As previously noted here, John Ashcroft has tried to halt Oregon's "Death With Dignity" experiment by threatening action against any physician who participates in assisted suicide by writing a prescription for a drug that appears on the federal government's list of controlled substances. His legal theory appears to be that the exception allowing physicians to prescribe controlled substances within the practice of medicine allows the Attorney General to determine what constitutes the practice of medicine, and physician-assisted suicide doesn't fit his definition. A federal appeals court recently ruled that what constitutes "the practice of medicine" is something for the states to decide, not the Attorney General, and if Oregon says it includes PAS, then that's the end of the matter.
On Monday, Ashcroft's Justice Department sought reconsideration by the appellate court, which prompted a thoughtful op-ed piece by Nicholas D. Kristof in today's N.Y. Times. Even if you (like me) thought the Oregon law was a bad idea, this is worth reading. I admit that I've come around on this subject because of the Oregon experiment, and Kristof highlights important aspects of that experience quite well.
3 comments:
Prof. Mayo,
In my opinion, Kristof does highlight the experiment well, but I still think he fails to justify allowing autonomy to outweigh the state's concern in protecting life. The "death with dignity" experiment may well be "successful" in allowing people to escape a long and painful death, but that begs the question of whether allowing autonomy to override this important state interest is right or justified.

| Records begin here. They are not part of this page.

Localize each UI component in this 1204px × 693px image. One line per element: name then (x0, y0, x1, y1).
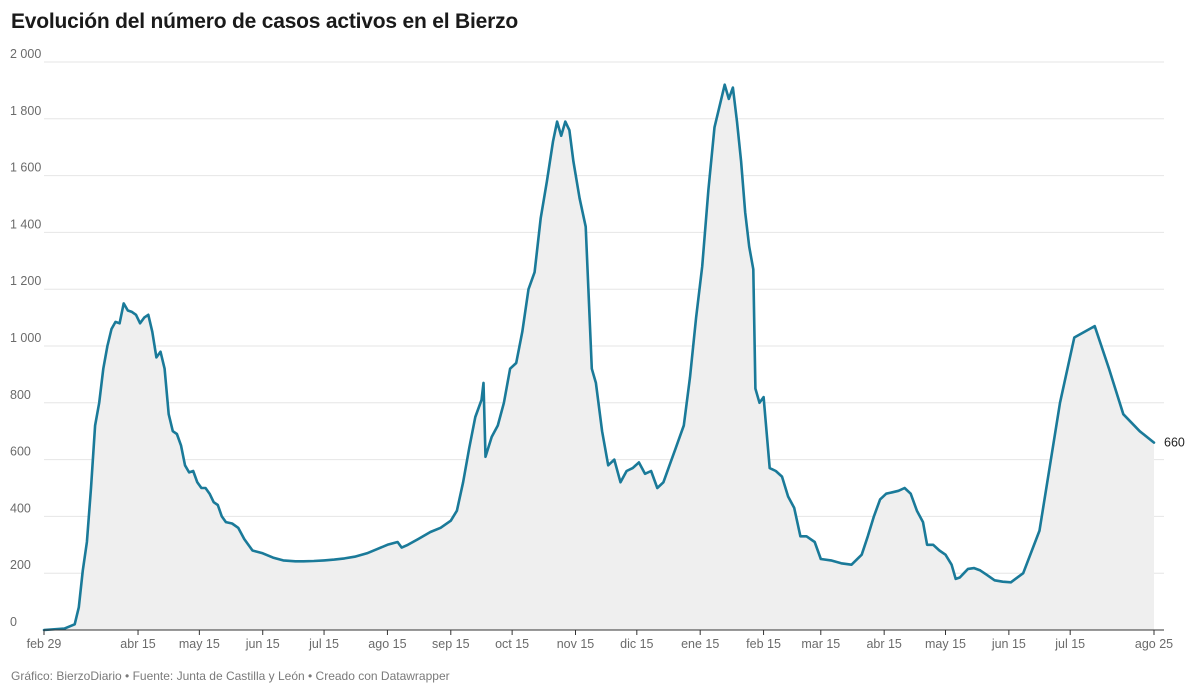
y-axis-ticks: 0 200 400 600 800 1 000 1 200 1 400 1 600 1 800 2 … (10, 47, 41, 629)
x-tick-label: jun 15 (245, 637, 280, 651)
y-tick-label: 2 000 (10, 47, 41, 61)
y-tick-label: 0 (10, 615, 17, 629)
chart-title: Evolución del número de casos activos en… (11, 10, 518, 33)
area-fill (44, 84, 1154, 630)
x-tick-label: oct 15 (495, 637, 529, 651)
x-tick-label: ago 25 (1135, 637, 1173, 651)
x-tick-label: nov 15 (557, 637, 595, 651)
y-tick-label: 600 (10, 445, 31, 459)
x-tick-label: jul 15 (1054, 637, 1085, 651)
end-value-label: 660 (1164, 436, 1185, 450)
x-tick-label: ene 15 (681, 637, 719, 651)
x-tick-label: dic 15 (620, 637, 653, 651)
x-tick-label: abr 15 (866, 637, 901, 651)
x-tick-label: feb 15 (746, 637, 781, 651)
series-line (42, 83, 1156, 632)
x-tick-label: may 15 (925, 637, 966, 651)
y-tick-label: 1 400 (10, 217, 41, 231)
y-tick-label: 800 (10, 388, 31, 402)
y-tick-label: 1 000 (10, 331, 41, 345)
chart-footer: Gráfico: BierzoDiario • Fuente: Junta de… (11, 669, 450, 683)
x-tick-label: may 15 (179, 637, 220, 651)
x-tick-label: abr 15 (120, 637, 155, 651)
x-tick-label: mar 15 (801, 637, 840, 651)
y-tick-label: 200 (10, 558, 31, 572)
y-tick-label: 1 800 (10, 104, 41, 118)
y-tick-label: 400 (10, 501, 31, 515)
x-tick-label: jul 15 (308, 637, 339, 651)
x-tick-label: sep 15 (432, 637, 470, 651)
x-axis-ticks: feb 29 abr 15 may 15 jun 15 jul 15 ago 15 sep … (27, 630, 1173, 651)
y-tick-label: 1 200 (10, 274, 41, 288)
x-tick-label: ago 15 (368, 637, 406, 651)
y-tick-label: 1 600 (10, 161, 41, 175)
x-tick-label: feb 29 (27, 637, 62, 651)
x-tick-label: jun 15 (991, 637, 1026, 651)
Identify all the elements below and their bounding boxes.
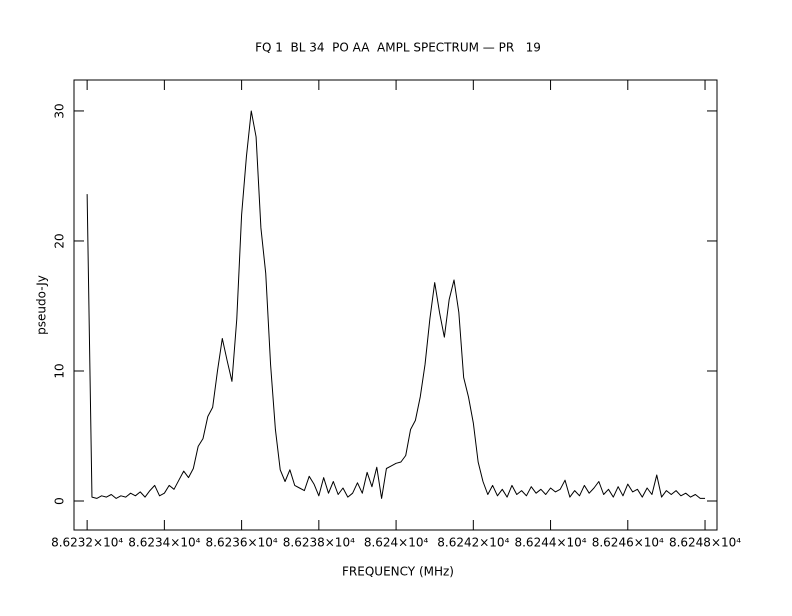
x-tick-label: 8.6242×10⁴ [437, 536, 509, 550]
x-tick-label: 8.6238×10⁴ [283, 536, 355, 550]
y-tick-label: 0 [53, 497, 67, 505]
y-tick-label: 20 [53, 233, 67, 248]
spectrum-line [86, 110, 706, 499]
x-tick-label: 8.624×10⁴ [364, 536, 429, 550]
x-tick-label: 8.6234×10⁴ [128, 536, 200, 550]
chart-title: FQ 1 BL 34 PO AA AMPL SPECTRUM — PR 19 [255, 41, 541, 55]
x-tick-label: 8.6244×10⁴ [514, 536, 586, 550]
x-tick-label: 8.6248×10⁴ [669, 536, 741, 550]
y-tick-label: 30 [53, 103, 67, 118]
x-axis-label: FREQUENCY (MHz) [342, 565, 454, 579]
x-tick-label: 8.6232×10⁴ [51, 536, 123, 550]
x-tick-label: 8.6246×10⁴ [592, 536, 664, 550]
x-tick-label: 8.6236×10⁴ [206, 536, 278, 550]
y-tick-label: 10 [53, 363, 67, 378]
plot-frame [73, 79, 718, 531]
y-axis-label: pseudo-Jy [35, 275, 49, 335]
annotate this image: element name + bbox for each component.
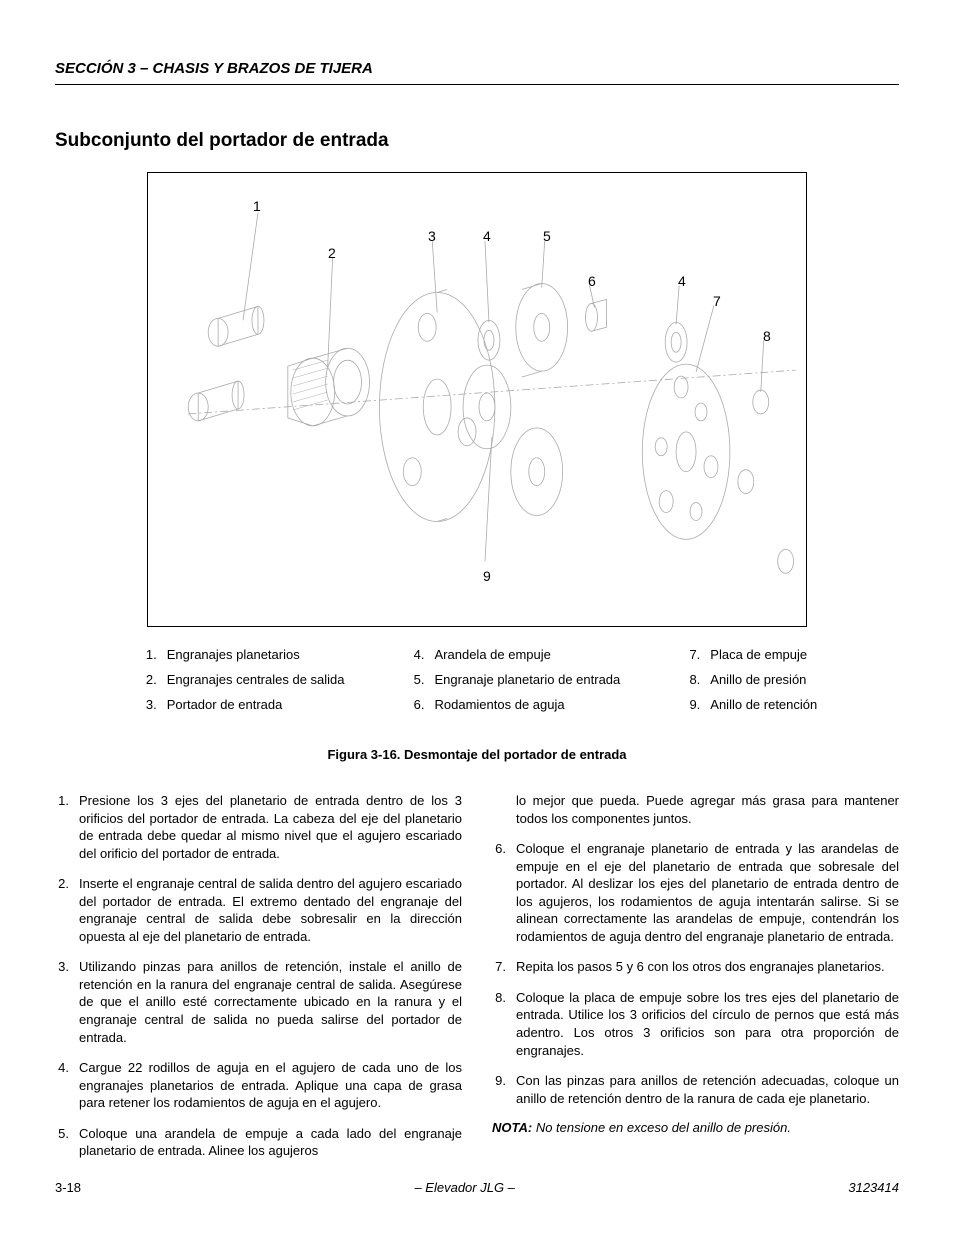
- callout-number: 9: [483, 568, 491, 584]
- instruction-step: 4.Cargue 22 rodillos de aguja en el aguj…: [55, 1059, 462, 1112]
- instruction-step: 7.Repita los pasos 5 y 6 con los otros d…: [492, 958, 899, 976]
- step-number: 7.: [492, 958, 516, 976]
- legend-number: 3.: [137, 697, 157, 712]
- footer-page-number: 3-18: [55, 1180, 81, 1195]
- legend-item: 5. Engranaje planetario de entrada: [405, 672, 621, 687]
- legend-text: Engranajes centrales de salida: [167, 672, 345, 687]
- instruction-step: 8.Coloque la placa de empuje sobre los t…: [492, 989, 899, 1059]
- note-block: NOTA: No tensione en exceso del anillo d…: [492, 1120, 899, 1135]
- step-number: 8.: [492, 989, 516, 1059]
- legend-text: Rodamientos de aguja: [435, 697, 565, 712]
- legend-item: 6. Rodamientos de aguja: [405, 697, 621, 712]
- callout-number: 2: [328, 245, 336, 261]
- legend-text: Engranaje planetario de entrada: [435, 672, 621, 687]
- continuation-text: lo mejor que pueda. Puede agregar más gr…: [492, 792, 899, 827]
- step-number: 3.: [55, 958, 79, 1046]
- note-label: NOTA:: [492, 1120, 532, 1135]
- callout-number: 7: [713, 293, 721, 309]
- step-number: 2.: [55, 875, 79, 945]
- instruction-step: 2.Inserte el engranaje central de salida…: [55, 875, 462, 945]
- legend-text: Anillo de presión: [710, 672, 806, 687]
- figure-diagram-box: 1 2 3 4 5 6 4 7 8 9: [147, 172, 807, 627]
- legend-item: 7. Placa de empuje: [680, 647, 817, 662]
- legend-column: 4. Arandela de empuje 5. Engranaje planetar…: [405, 647, 621, 722]
- callout-number: 4: [678, 273, 686, 289]
- footer-center-text: – Elevador JLG –: [414, 1180, 514, 1195]
- step-text: Coloque la placa de empuje sobre los tre…: [516, 989, 899, 1059]
- legend-column: 7. Placa de empuje 8. Anillo de presión 9. An…: [680, 647, 817, 722]
- note-text-content: No tensione en exceso del anillo de pres…: [536, 1120, 791, 1135]
- legend-text: Engranajes planetarios: [167, 647, 300, 662]
- callout-number: 5: [543, 228, 551, 244]
- callout-number: 1: [253, 198, 261, 214]
- callout-number: 3: [428, 228, 436, 244]
- legend-item: 8. Anillo de presión: [680, 672, 817, 687]
- legend-container: 1. Engranajes planetarios 2. Engranajes cen…: [55, 647, 899, 722]
- legend-item: 1. Engranajes planetarios: [137, 647, 345, 662]
- instruction-step: 5.Coloque una arandela de empuje a cada …: [55, 1125, 462, 1160]
- section-title: SECCIÓN 3 – CHASIS Y BRAZOS DE TIJERA: [55, 60, 373, 77]
- step-text: Coloque el engranaje planetario de entra…: [516, 840, 899, 945]
- legend-number: 8.: [680, 672, 700, 687]
- legend-item: 4. Arandela de empuje: [405, 647, 621, 662]
- step-text: Repita los pasos 5 y 6 con los otros dos…: [516, 958, 899, 976]
- callout-number: 8: [763, 328, 771, 344]
- legend-number: 1.: [137, 647, 157, 662]
- legend-item: 9. Anillo de retención: [680, 697, 817, 712]
- step-text: Utilizando pinzas para anillos de retenc…: [79, 958, 462, 1046]
- instruction-step: 9.Con las pinzas para anillos de retenci…: [492, 1072, 899, 1107]
- left-column: 1.Presione los 3 ejes del planetario de …: [55, 792, 462, 1173]
- page-header: SECCIÓN 3 – CHASIS Y BRAZOS DE TIJERA: [55, 60, 899, 85]
- callout-number: 6: [588, 273, 596, 289]
- step-number: 4.: [55, 1059, 79, 1112]
- legend-item: 3. Portador de entrada: [137, 697, 345, 712]
- callout-number: 4: [483, 228, 491, 244]
- step-text: Cargue 22 rodillos de aguja en el agujer…: [79, 1059, 462, 1112]
- page-footer: 3-18 – Elevador JLG – 3123414: [55, 1180, 899, 1195]
- legend-number: 7.: [680, 647, 700, 662]
- instruction-step: 6.Coloque el engranaje planetario de ent…: [492, 840, 899, 945]
- step-text: Coloque una arandela de empuje a cada la…: [79, 1125, 462, 1160]
- exploded-diagram-svg: [148, 173, 806, 626]
- legend-number: 9.: [680, 697, 700, 712]
- legend-text: Arandela de empuje: [435, 647, 551, 662]
- legend-number: 2.: [137, 672, 157, 687]
- legend-text: Placa de empuje: [710, 647, 807, 662]
- step-text: Presione los 3 ejes del planetario de en…: [79, 792, 462, 862]
- content-columns: 1.Presione los 3 ejes del planetario de …: [55, 792, 899, 1173]
- legend-number: 4.: [405, 647, 425, 662]
- right-column: lo mejor que pueda. Puede agregar más gr…: [492, 792, 899, 1173]
- legend-number: 6.: [405, 697, 425, 712]
- legend-item: 2. Engranajes centrales de salida: [137, 672, 345, 687]
- legend-column: 1. Engranajes planetarios 2. Engranajes cen…: [137, 647, 345, 722]
- legend-number: 5.: [405, 672, 425, 687]
- step-number: 6.: [492, 840, 516, 945]
- step-number: 5.: [55, 1125, 79, 1160]
- step-number: 9.: [492, 1072, 516, 1107]
- step-text: Con las pinzas para anillos de retención…: [516, 1072, 899, 1107]
- figure-caption: Figura 3-16. Desmontaje del portador de …: [55, 747, 899, 762]
- instruction-step: 1.Presione los 3 ejes del planetario de …: [55, 792, 462, 862]
- instruction-step: 3.Utilizando pinzas para anillos de rete…: [55, 958, 462, 1046]
- footer-document-number: 3123414: [848, 1180, 899, 1195]
- step-text: Inserte el engranaje central de salida d…: [79, 875, 462, 945]
- legend-text: Anillo de retención: [710, 697, 817, 712]
- legend-text: Portador de entrada: [167, 697, 283, 712]
- step-number: 1.: [55, 792, 79, 862]
- page-subtitle: Subconjunto del portador de entrada: [55, 130, 899, 152]
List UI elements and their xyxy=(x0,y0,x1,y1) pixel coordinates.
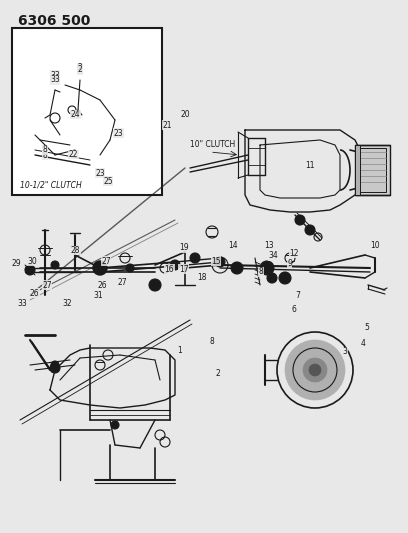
Text: 23: 23 xyxy=(113,129,123,138)
Circle shape xyxy=(234,265,240,271)
Text: 2: 2 xyxy=(216,369,221,377)
Circle shape xyxy=(309,364,321,376)
Circle shape xyxy=(25,265,35,275)
Text: 28: 28 xyxy=(71,246,80,255)
Text: 13: 13 xyxy=(264,241,274,249)
Circle shape xyxy=(190,253,200,263)
Circle shape xyxy=(51,261,59,269)
Circle shape xyxy=(285,340,345,400)
Text: 30: 30 xyxy=(28,257,38,265)
Text: 10-1/2" CLUTCH: 10-1/2" CLUTCH xyxy=(20,180,82,189)
Circle shape xyxy=(51,361,59,369)
Text: 15: 15 xyxy=(211,257,221,265)
Text: 4: 4 xyxy=(361,340,366,348)
Text: 8: 8 xyxy=(210,337,215,345)
Circle shape xyxy=(111,421,119,429)
Text: 33: 33 xyxy=(50,70,60,79)
Bar xyxy=(355,145,360,195)
Text: 10" CLUTCH: 10" CLUTCH xyxy=(190,140,235,149)
Bar xyxy=(358,148,386,192)
Circle shape xyxy=(97,265,103,271)
Text: 33: 33 xyxy=(18,300,27,308)
Circle shape xyxy=(305,225,315,235)
Circle shape xyxy=(93,261,107,275)
Text: 16: 16 xyxy=(164,265,174,273)
Text: 27: 27 xyxy=(101,257,111,265)
Text: 9: 9 xyxy=(287,260,292,268)
Text: 20: 20 xyxy=(181,110,191,119)
Circle shape xyxy=(295,215,305,225)
Text: 10: 10 xyxy=(370,241,380,249)
Bar xyxy=(355,145,390,195)
Text: 6: 6 xyxy=(291,305,296,313)
Text: 6306 500: 6306 500 xyxy=(18,14,91,28)
Circle shape xyxy=(279,272,291,284)
Circle shape xyxy=(126,264,134,272)
Text: 32: 32 xyxy=(62,300,72,308)
Text: 22: 22 xyxy=(69,150,78,159)
Circle shape xyxy=(215,257,225,267)
Text: 25: 25 xyxy=(103,177,113,185)
Text: 27: 27 xyxy=(118,278,127,287)
Circle shape xyxy=(267,273,277,283)
Circle shape xyxy=(50,363,60,373)
Text: 26: 26 xyxy=(30,289,40,297)
Circle shape xyxy=(260,261,274,275)
Circle shape xyxy=(149,279,161,291)
Text: 5: 5 xyxy=(365,324,370,332)
Text: 17: 17 xyxy=(179,265,188,273)
Text: 33: 33 xyxy=(50,76,60,85)
Text: 1: 1 xyxy=(177,346,182,355)
Text: 12: 12 xyxy=(289,249,299,257)
Text: 7: 7 xyxy=(295,292,300,300)
Text: 18: 18 xyxy=(197,273,207,281)
Text: 8: 8 xyxy=(42,146,47,155)
Text: 2: 2 xyxy=(78,66,82,75)
Text: 24: 24 xyxy=(71,110,80,119)
Circle shape xyxy=(170,260,180,270)
Text: 11: 11 xyxy=(305,161,315,169)
Text: 27: 27 xyxy=(42,281,52,289)
Bar xyxy=(12,28,162,195)
Text: 19: 19 xyxy=(179,244,188,252)
Circle shape xyxy=(231,262,243,274)
Circle shape xyxy=(264,265,270,271)
Text: 14: 14 xyxy=(228,241,237,249)
Text: 29: 29 xyxy=(11,260,21,268)
Text: 31: 31 xyxy=(93,292,103,300)
Text: 3: 3 xyxy=(342,348,347,356)
Text: 23: 23 xyxy=(95,169,105,177)
Text: 2: 2 xyxy=(78,63,82,72)
Text: 34: 34 xyxy=(268,252,278,260)
Text: 26: 26 xyxy=(97,281,107,289)
Text: 21: 21 xyxy=(162,121,172,130)
Text: 8: 8 xyxy=(42,150,47,159)
Circle shape xyxy=(303,358,327,382)
Text: 8: 8 xyxy=(259,268,264,276)
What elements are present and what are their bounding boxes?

If the purpose is to alleviate suffering, that could be accomplished by allowing the patient to use pain killers in non-lethal portions. If the purpose is to be more "dignified" by not being hooked up to machines for the final days of life, that could be accomplished by allowing a patient to exercise autonomy to refuse or discontinue life support.
Both could be accomplished at once by a combination of these measures, without severely overriding the state's interest in protecting life.
I don't disagree, at all. The experience in Oregon seems to suggest that the patients who avail themselves of this option do so NOT because of pain issues, and NOT because they are stuck on unwanted life-sustaining interventions, but because of a desire to retain control over the circumstances of their death. Oregon doesn't require that the patients be experiencing unrelievable pain or other suffering, so the most compelling argument for PAS is not required by law and has apparently not been a major issue in the lives of those who have opted for PAS. "Control" (perhaps as a synonym for "autonomy") without any other motivations or justifications for PAS strikes me as a slim basis for altering the traditional stance against killing, and that's why I was against legalizing PAS in Oregon. The only sense in which I've "come around" on the issue is that there is no evidence the PAS option is being over-used, nor is there evidence (yet) that the safeguards in the law are being ignored or that patients are being pushed toward the PAS option. I still think it's a crummy public-health choice for a state. As for the state's tradition interest in portecting life, I guess that isn't as strong an interest in Oregon as it might be in other states.